John Wyclif and the Eucharist

The Eucharist is the celebration of the Last Supper, in which Jesus said that the bread the Apostles ate was his body and the wine they drank was his blood. It was one of the oldest of Christian rituals, seen to be observed as far back as we have documentation. It was one of those external, public acts that declared one's Christianity before one's fellow believers.

What should be made of Jesus' words, though? All through the Middle Ages, the statement was taken pretty much at face value: that the bread was miraculously transformed into the flesh of Christ and the wine was likewise transformed. People were not stupid, though. The bread still appeared to be bread: it tasted like bread, looked like bread. So the appearance was not changed.

The Church taught that it was the substance that had changed, an explanation that was not formally set out until the twelfth century and involved some rather sophisticated philosophical interpretations. The word describing this change in substance but not appearance is transubstantiation and it was of vital importance to Wyclif as well as to later reformers.

In this course you will read a little bit about two schools of thought in the late Middle Ages, realism and nominalism. They have to do with the nature of the reality of the things we see and think. In particular, the realists supported the Church's view of transubstantiation while the nominalists tended to be critical (more usually, they just ignored it). Any guess which Wyclif was?

His strongly nominalist position led Wyclif to deny transubstantiation.
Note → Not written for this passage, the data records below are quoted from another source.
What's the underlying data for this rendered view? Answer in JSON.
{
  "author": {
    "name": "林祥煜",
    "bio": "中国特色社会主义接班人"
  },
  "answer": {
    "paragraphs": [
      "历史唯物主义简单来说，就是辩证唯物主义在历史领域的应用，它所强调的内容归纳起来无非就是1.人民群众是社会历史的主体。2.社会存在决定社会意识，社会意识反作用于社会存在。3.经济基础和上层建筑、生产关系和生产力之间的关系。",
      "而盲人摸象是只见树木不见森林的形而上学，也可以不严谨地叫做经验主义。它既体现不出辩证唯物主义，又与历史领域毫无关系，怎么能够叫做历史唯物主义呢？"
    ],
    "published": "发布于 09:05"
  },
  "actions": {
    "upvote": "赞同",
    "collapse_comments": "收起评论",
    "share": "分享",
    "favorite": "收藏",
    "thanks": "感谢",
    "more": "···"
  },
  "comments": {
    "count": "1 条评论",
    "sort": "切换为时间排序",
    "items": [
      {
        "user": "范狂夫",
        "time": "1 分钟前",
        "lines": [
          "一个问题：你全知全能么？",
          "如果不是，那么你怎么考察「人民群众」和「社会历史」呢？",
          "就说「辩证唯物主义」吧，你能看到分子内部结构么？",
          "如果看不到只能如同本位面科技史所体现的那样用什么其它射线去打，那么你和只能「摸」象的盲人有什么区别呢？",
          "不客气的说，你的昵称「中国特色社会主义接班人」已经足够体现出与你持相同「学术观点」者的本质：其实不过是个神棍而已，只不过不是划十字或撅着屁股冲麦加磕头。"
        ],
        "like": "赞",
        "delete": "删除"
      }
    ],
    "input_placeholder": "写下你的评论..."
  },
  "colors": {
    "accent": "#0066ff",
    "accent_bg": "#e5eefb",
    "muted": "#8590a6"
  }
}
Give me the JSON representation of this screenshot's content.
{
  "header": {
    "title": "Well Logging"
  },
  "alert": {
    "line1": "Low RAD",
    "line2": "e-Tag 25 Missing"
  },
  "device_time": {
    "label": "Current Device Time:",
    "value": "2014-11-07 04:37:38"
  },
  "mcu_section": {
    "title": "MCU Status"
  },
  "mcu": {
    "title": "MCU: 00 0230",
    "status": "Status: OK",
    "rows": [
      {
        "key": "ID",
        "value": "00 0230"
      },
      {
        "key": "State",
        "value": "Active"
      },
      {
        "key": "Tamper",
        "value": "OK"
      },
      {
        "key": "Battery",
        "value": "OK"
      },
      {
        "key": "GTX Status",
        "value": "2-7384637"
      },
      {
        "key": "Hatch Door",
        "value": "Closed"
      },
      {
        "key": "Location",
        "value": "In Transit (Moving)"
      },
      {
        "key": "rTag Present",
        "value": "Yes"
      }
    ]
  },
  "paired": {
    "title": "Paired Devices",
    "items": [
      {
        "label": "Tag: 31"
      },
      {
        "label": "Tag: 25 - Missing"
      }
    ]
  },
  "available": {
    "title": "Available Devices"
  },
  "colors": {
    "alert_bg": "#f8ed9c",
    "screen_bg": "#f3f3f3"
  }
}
But if the bread was just bread and the wine merely wine, then did the Eucharist have any significance at all? As one of the oldest and most important of Christian rituals, the Eucharist proved to be difficult for Wyclif to set aside. We can see in his writings how he tried to retain its importance without undermining his philosophical position. But in May 1381 he published a work that explicitly denied the reality of transubstantiation. Already under attack as a heretic, this move lost Wyclif the support of his protectors.